Energy Secretary Charles W. Duncan Jr. today reassured nine Northeast governors that the nation's most oil-dependent region will have enough home heating fuel this winter and a federal subsidy to help pay for it.
Duncan said he would lobby Congress for $150 million in addition to the $250 million already requested by the White House to help poor and middle-income people meet fuel bills, which have nearly doubled this year.
The funds would be appropriated and administered separately from "windfall profits" tax income reckoned on in the president's energy program, Duncan said in his first foray out of Washington as energy secretary.

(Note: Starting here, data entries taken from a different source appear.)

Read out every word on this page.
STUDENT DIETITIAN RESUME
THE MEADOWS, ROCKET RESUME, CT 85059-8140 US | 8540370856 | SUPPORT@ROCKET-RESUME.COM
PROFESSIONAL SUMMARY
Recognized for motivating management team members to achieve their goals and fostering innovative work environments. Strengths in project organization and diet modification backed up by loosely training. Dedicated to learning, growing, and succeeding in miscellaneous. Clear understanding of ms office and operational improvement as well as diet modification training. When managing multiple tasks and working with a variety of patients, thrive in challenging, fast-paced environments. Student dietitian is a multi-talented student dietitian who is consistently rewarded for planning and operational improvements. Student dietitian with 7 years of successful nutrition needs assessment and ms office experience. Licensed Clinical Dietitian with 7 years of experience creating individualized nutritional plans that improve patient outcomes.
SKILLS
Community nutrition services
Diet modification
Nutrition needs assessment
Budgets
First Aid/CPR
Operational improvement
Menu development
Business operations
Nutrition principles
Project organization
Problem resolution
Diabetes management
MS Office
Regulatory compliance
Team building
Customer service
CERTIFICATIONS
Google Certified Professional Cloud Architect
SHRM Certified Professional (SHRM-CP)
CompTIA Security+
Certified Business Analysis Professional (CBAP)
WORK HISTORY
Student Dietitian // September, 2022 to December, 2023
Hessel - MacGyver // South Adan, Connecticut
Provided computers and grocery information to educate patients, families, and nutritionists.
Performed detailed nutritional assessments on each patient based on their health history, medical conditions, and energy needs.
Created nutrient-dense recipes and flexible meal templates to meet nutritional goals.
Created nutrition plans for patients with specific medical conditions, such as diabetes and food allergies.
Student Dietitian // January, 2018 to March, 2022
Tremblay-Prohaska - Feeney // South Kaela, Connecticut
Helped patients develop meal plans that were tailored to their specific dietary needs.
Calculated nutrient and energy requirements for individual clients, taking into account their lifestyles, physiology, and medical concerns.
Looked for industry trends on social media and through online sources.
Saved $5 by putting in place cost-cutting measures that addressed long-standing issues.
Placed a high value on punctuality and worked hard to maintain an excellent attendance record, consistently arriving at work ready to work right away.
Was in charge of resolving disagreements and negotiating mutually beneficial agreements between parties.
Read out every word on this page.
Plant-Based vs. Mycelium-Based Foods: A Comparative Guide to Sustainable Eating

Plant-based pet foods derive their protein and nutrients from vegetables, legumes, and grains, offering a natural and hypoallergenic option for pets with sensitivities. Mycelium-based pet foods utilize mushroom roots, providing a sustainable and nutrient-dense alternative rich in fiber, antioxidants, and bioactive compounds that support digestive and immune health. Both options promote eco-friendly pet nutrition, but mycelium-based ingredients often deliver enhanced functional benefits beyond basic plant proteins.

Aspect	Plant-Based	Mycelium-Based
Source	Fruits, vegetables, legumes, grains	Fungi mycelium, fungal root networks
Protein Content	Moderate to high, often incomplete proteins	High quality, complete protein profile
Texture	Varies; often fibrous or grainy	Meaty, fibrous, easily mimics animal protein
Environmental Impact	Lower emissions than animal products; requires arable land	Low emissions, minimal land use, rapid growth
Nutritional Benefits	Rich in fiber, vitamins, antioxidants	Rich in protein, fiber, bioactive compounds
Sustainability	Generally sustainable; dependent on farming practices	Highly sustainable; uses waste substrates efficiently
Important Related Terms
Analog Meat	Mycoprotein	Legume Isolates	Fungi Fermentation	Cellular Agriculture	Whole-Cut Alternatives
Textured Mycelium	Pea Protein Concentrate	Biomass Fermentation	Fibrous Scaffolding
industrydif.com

He took office last week.
"We intend to see that the Northeast doesn't have heating oil problems in the coming winter," he told reporters after a two-hour meeting with the governors. "I'll exercise whatever authorities are available to ensure that that doesn't happen."
His power, Duncan said, includes the authority to order a boost in heating oil production, now set at between 22 and 23 percent of refinery output, and to reallocate stock from other regions which depend primarily on natural gas.
He promised to press the oil companies to move home heating oil from the massive refinery storage tanks to local distributors and consumers before prices jump again and winter weather hampers transport.
The step, if taken, would represent a shift in the administration's emphasis on the refinery stockpiling of 240 million barrels of home heating oil, a goal announced by President Carter during a trip to New Hampshire last spring.
"It doesn't do any good to have primary storage if it has to be barged on a frozen canal," said New Jersey Gov. Brandan Byrne. "The fact that 240 million barrels of home heating oil is somewhere doesn't mean it's where we need it."
Duncan said that by the end of October, a month after the Department of Energy's original target date, the nation will have a full supply of home heating fuel, "assuming continuation of a buildup weekly of about 7 to 8 million barrels."
He added that a full account of home heating oil stocks would not be available until about the third week of September.
The governors, many of whom wasted no affection on former energy secretary James R. Schlesinger Jr., praised Duncan.
New York Gov. Hugh L. Carey was the most enthusiastic: "We have a very forthright secretary of energy. I think it's been one of the most productive meetings I've ever held with a Cabinet secretary."
However, he said later that the $400 million in crisis intervention funds proposed by the secretary may not be sufficient, and he urged Congress to authorize a $1 billion line of credit to ensure that poor and middle-income families could pay fuel bills and insulate their homes.
"It would prevent people from abandoning their homes because they can't keep them heated," said Carey.
Duncan endorsed a plan by the Coalition of Northeast Governors to provide loans, loan guarantees, equity capital, technical and legal assistance, and would coordinate energy programs for the region.
An investment of $50 billion over 10 years would save the northeast 1 million barrels of oil a day and $7 billion annually through alternative energy projects, according to the plan's authors.
The governors also used the meeting to lobby Duncan on individual state energy programs. Gov. Richard L. Thornburgh of Pennsylvania, a leading coal-producing state, called for the development of Northeast coal resources, which he said could meet the region's energy needs for the next 60 years.
He suggested "a reexamination of every environmental standard to determine its efficacy in this modern-day society without sacrificing our environmental integrity."
And Massachusetts Gov. Edward J. King argued for a waiver of environmental regulations currently frustrating the conversion of utility plants from oil to coal-burning status.
Duncan says he will consult with Environmental Protection Agency Director Douglas Costle later this week, and noted that air-pollution regulations are not within the jurisdiction of the Energy Department.